On Tue, 18 Sep 2007 09:56:06 -0700 Daniel Phillips <[email protected]>
wrote:
> On Tuesday 18 September 2007 02:58, Peter Zijlstra wrote:
> > On Mon, 17 Sep 2007 22:11:25 -0700 Daniel Phillips wrote:
> > > > I've been using Avi Kivity's patch from some time ago:
> > > > http://lkml.org/lkml/2004/7/26/68
> > >
> > > Yes. Ddsnap includes a bit of code almost identical to that, which
> > > we wrote independently. Seems wild and crazy at first blush,
> > > doesn't it? But this approach has proved robust in practice, and is
> > > to my mind, obviously correct.
> >
> > I'm so not liking this :-(
>
> Why don't you share your specific concerns?
>
> > Can't we just run the user-space part as mlockall and extend netlink
> > to work with PF_MEMALLOC where needed?
> >
> > I did something like that for iSCSI.
>
> Not sure what you mean by extend netlink. We do run the user daemons
> under mlockall of course, this is one of the rules I stated earlier for
> daemons running in the block IO path. The problem is, if this
> userspace daemon allocates even one page, for example in sys_open, it
> can deadlock. Running the daemon in PF_MEMALLOC mode fixes this
> problem robustly, provided that the necessary audit of memory
> allocation patterns and library dependencies has been done.
>
> I suppose you are worried that the userspace code could unexpectedly
> allocate a large amount of memory and exhaust the entire PF_MEMALLOC
> reserve? Kernel code could do that too. This userspace code just
> needs to be checked carefully. Perhaps we could come up with a kernel
> debugging option to verify that a task does in fact stay within some
> bounded number of page allocs while in PF_MEMALLOC mode.
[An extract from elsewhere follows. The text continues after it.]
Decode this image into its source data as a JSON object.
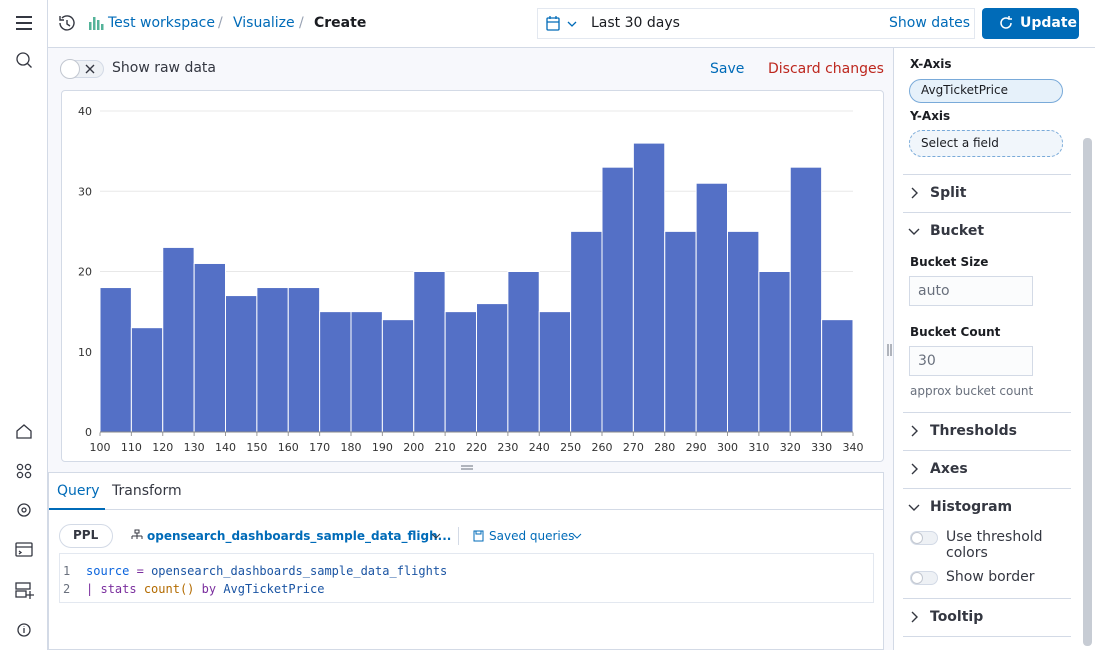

As I said on IRC, my main concern is exposing PF_MEMALLOC to user-space
at all.
I'm sure you have good programmers that write perfect user-space
code. But once the thing is out there, there is little to no control.
Of course, once root, trashing your box isn't hard, but lets not make
it easier.
The iSCSI daemon was mlockall but only communicated with the kernel
using netlink, so by sprinkling pixie dust on the netlink code one can
inject user-space policy stuffs in a safe way.